A few days later, she got a reply. This reply claimed to come from the home mailers division of a firm called L.S. Rogers, and it said there was much money to be made as a home mailer. The firm would provide my wife with everything she needed to get started. All she would have to do was follow some simple instructions for mailing business correspondence. My wife would be paid $1 for each piece of mail she sent off, creating the potential for big paydays. The firm required a one-time materials fee of $24.95. Upon receiving the fee, the reply stated, the firm would “rush” her the materials and instructions.

My crap detector was going off big time, and I should’ve heeded it. But against my better judgment, I suggested that my wife should give it a try.
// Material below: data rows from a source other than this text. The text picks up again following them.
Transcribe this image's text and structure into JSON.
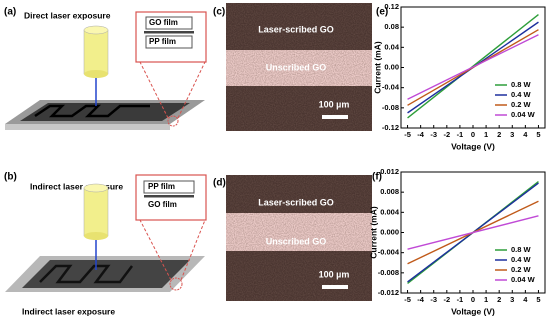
{
  "panels": {
    "a": {
      "label": "(a)",
      "title": "Direct laser exposure",
      "top_film": "GO film",
      "bottom_film": "PP film"
    },
    "b": {
      "label": "(b)",
      "title": "Indirect laser exposure",
      "top_film": "PP film",
      "bottom_film": "GO film",
      "caption": "Indirect laser exposure"
    },
    "c": {
      "label": "(c)",
      "scribed": "Laser-scribed GO",
      "unscribed": "Unscribed GO",
      "scale": "100 µm"
    },
    "d": {
      "label": "(d)",
      "scribed": "Laser-scribed GO",
      "unscribed": "Unscribed GO",
      "scale": "100 µm"
    }
  },
  "chart_data": [
    {
      "type": "line",
      "panel_label": "(e)",
      "xlabel": "Voltage (V)",
      "ylabel": "Current (mA)",
      "x": [
        -5,
        5
      ],
      "xlim": [
        -5.5,
        5.5
      ],
      "xticks": [
        -5,
        -4,
        -3,
        -2,
        -1,
        0,
        1,
        2,
        3,
        4,
        5
      ],
      "ylim": [
        -0.12,
        0.12
      ],
      "yticks": [
        -0.12,
        -0.08,
        -0.04,
        {
          "value": 0,
          "label": "0.00"
        },
        0.04,
        0.08,
        0.12
      ],
      "legend": "lower right",
      "series": [
        {
          "name": "0.8 W",
          "color": "#2e9e3a",
          "values": [
            -0.1,
            0.105
          ]
        },
        {
          "name": "0.4 W",
          "color": "#1d2f9e",
          "values": [
            -0.09,
            0.09
          ]
        },
        {
          "name": "0.2 W",
          "color": "#c05a1a",
          "values": [
            -0.075,
            0.075
          ]
        },
        {
          "name": "0.04 W",
          "color": "#c04ad6",
          "values": [
            -0.063,
            0.065
          ]
        }
      ]
    },
    {
      "type": "line",
      "panel_label": "(f)",
      "xlabel": "Voltage (V)",
      "ylabel": "Current (mA)",
      "x": [
        -5,
        5
      ],
      "xlim": [
        -5.5,
        5.5
      ],
      "xticks": [
        -5,
        -4,
        -3,
        -2,
        -1,
        0,
        1,
        2,
        3,
        4,
        5
      ],
      "ylim": [
        -0.012,
        0.012
      ],
      "yticks": [
        -0.012,
        -0.008,
        -0.004,
        {
          "value": 0,
          "label": "0.000"
        },
        0.004,
        0.008,
        0.012
      ],
      "legend": "lower right",
      "series": [
        {
          "name": "0.8 W",
          "color": "#2e9e3a",
          "values": [
            -0.0101,
            0.0101
          ]
        },
        {
          "name": "0.4 W",
          "color": "#1d2f9e",
          "values": [
            -0.0098,
            0.0098
          ]
        },
        {
          "name": "0.2 W",
          "color": "#c05a1a",
          "values": [
            -0.0062,
            0.0062
          ]
        },
        {
          "name": "0.04 W",
          "color": "#c04ad6",
          "values": [
            -0.0033,
            0.0033
          ]
        }
      ]
    }
  ]
}
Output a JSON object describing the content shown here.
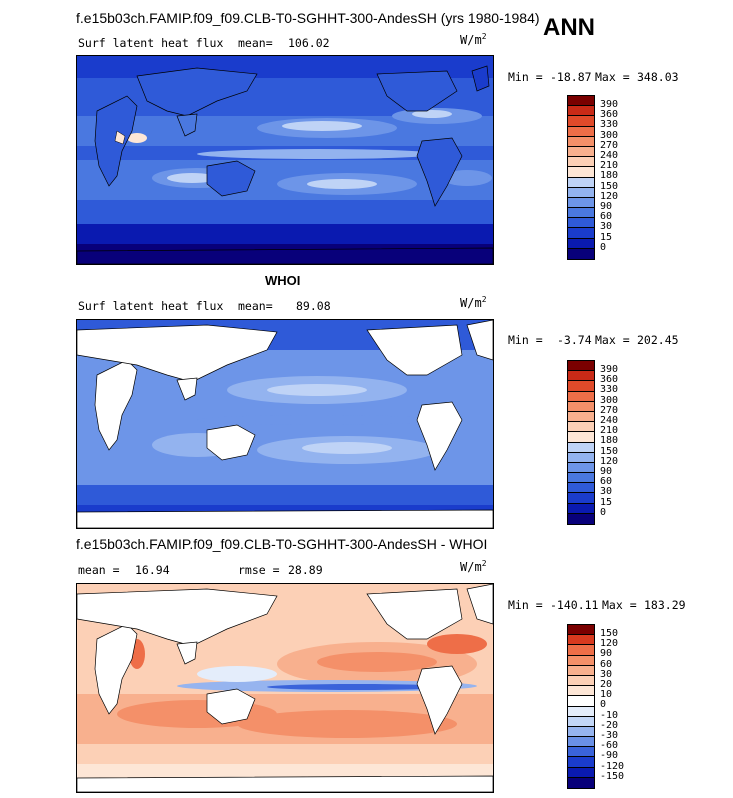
{
  "header": {
    "title": "f.e15b03ch.FAMIP.f09_f09.CLB-T0-SGHHT-300-AndesSH (yrs 1980-1984)",
    "season": "ANN"
  },
  "colors": {
    "land": "#ffffff",
    "coast": "#000000",
    "abs_scale": [
      "#08007a",
      "#0a1ab0",
      "#1a3ccc",
      "#2f5ad8",
      "#4a78e0",
      "#6d95e8",
      "#93b3ef",
      "#bfd3f6",
      "#fde6d6",
      "#fcd0b6",
      "#f8b08e",
      "#f49069",
      "#ee6e48",
      "#e04a2a",
      "#c92a17",
      "#7a0000"
    ],
    "diff_scale": [
      "#08007a",
      "#0a1ab0",
      "#1a3ccc",
      "#3a63da",
      "#6a90e6",
      "#96b4ef",
      "#c2d6f7",
      "#e4edfb",
      "#ffffff",
      "#fde6d6",
      "#fcd0b6",
      "#f8b08e",
      "#f49069",
      "#ee6e48",
      "#d83a1f",
      "#7a0000"
    ]
  },
  "panels": [
    {
      "variable": "Surf latent heat flux",
      "mean_label": "mean=",
      "mean_value": "106.02",
      "units_base": "W/m",
      "units_exp": "2",
      "min_label": "Min =",
      "min_value": "-18.87",
      "max_label": "Max =",
      "max_value": "348.03",
      "levels": [
        "390",
        "360",
        "330",
        "300",
        "270",
        "240",
        "210",
        "180",
        "150",
        "120",
        "90",
        "60",
        "30",
        "15",
        "0"
      ]
    },
    {
      "subtitle": "WHOI",
      "variable": "Surf latent heat flux",
      "mean_label": "mean=",
      "mean_value": "89.08",
      "units_base": "W/m",
      "units_exp": "2",
      "min_label": "Min =",
      "min_value": "-3.74",
      "max_label": "Max =",
      "max_value": "202.45",
      "levels": [
        "390",
        "360",
        "330",
        "300",
        "270",
        "240",
        "210",
        "180",
        "150",
        "120",
        "90",
        "60",
        "30",
        "15",
        "0"
      ]
    },
    {
      "subtitle": "f.e15b03ch.FAMIP.f09_f09.CLB-T0-SGHHT-300-AndesSH - WHOI",
      "mean_label": "mean =",
      "mean_value": "16.94",
      "rmse_label": "rmse =",
      "rmse_value": "28.89",
      "units_base": "W/m",
      "units_exp": "2",
      "min_label": "Min =",
      "min_value": "-140.11",
      "max_label": "Max =",
      "max_value": "183.29",
      "levels": [
        "150",
        "120",
        "90",
        "60",
        "30",
        "20",
        "10",
        "0",
        "-10",
        "-20",
        "-30",
        "-60",
        "-90",
        "-120",
        "-150"
      ]
    }
  ],
  "chart_data": [
    {
      "type": "heatmap",
      "title": "Surf latent heat flux (model, ANN)",
      "units": "W/m2",
      "mean": 106.02,
      "min": -18.87,
      "max": 348.03,
      "contour_levels": [
        0,
        15,
        30,
        60,
        90,
        120,
        150,
        180,
        210,
        240,
        270,
        300,
        330,
        360,
        390
      ]
    },
    {
      "type": "heatmap",
      "title": "Surf latent heat flux (WHOI)",
      "units": "W/m2",
      "mean": 89.08,
      "min": -3.74,
      "max": 202.45,
      "contour_levels": [
        0,
        15,
        30,
        60,
        90,
        120,
        150,
        180,
        210,
        240,
        270,
        300,
        330,
        360,
        390
      ]
    },
    {
      "type": "heatmap",
      "title": "Model - WHOI",
      "units": "W/m2",
      "mean": 16.94,
      "rmse": 28.89,
      "min": -140.11,
      "max": 183.29,
      "contour_levels": [
        -150,
        -120,
        -90,
        -60,
        -30,
        -20,
        -10,
        0,
        10,
        20,
        30,
        60,
        90,
        120,
        150
      ]
    }
  ]
}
A week passed, and nothing came in the mail. I could feel my temperature rising higher each day. I sent the so-called firm a letter asking for the materials, a refund, or a brief written response explaining the delay. A week passed, and again nothing came.

I could not call the firm, because it had provided no phone number. Also, I could not locate the firm, because it had provided no address, only a P.O. box number. So I did the only thing I could do: I called the post office and told them I’d been on the receiving end of mail fraud. I’ve just gotten the mail fraud packet the post office sent me, and we’ll see what happens with that.

Personally, I don’t care so much about getting reimbursed. The lesson learned was worth at least 25 bucks. However, it’s important to me that the con artist(s) I ran into are exposed. It would’ve been easy for me to just say, “Oh, well. It’s only $25. I’ll just forget about it.” But I can’t. That is why I called the post office, and that is why I’m writing you.

I urge you to stop allowing Oxon Hill’s L.S. Rogers to advertise in your paper. And I urge your readers to be especially careful when responding to any classified ad. It’s up to us to protect ourselves from con artists and to not look the other way when we see them taking advantage of others.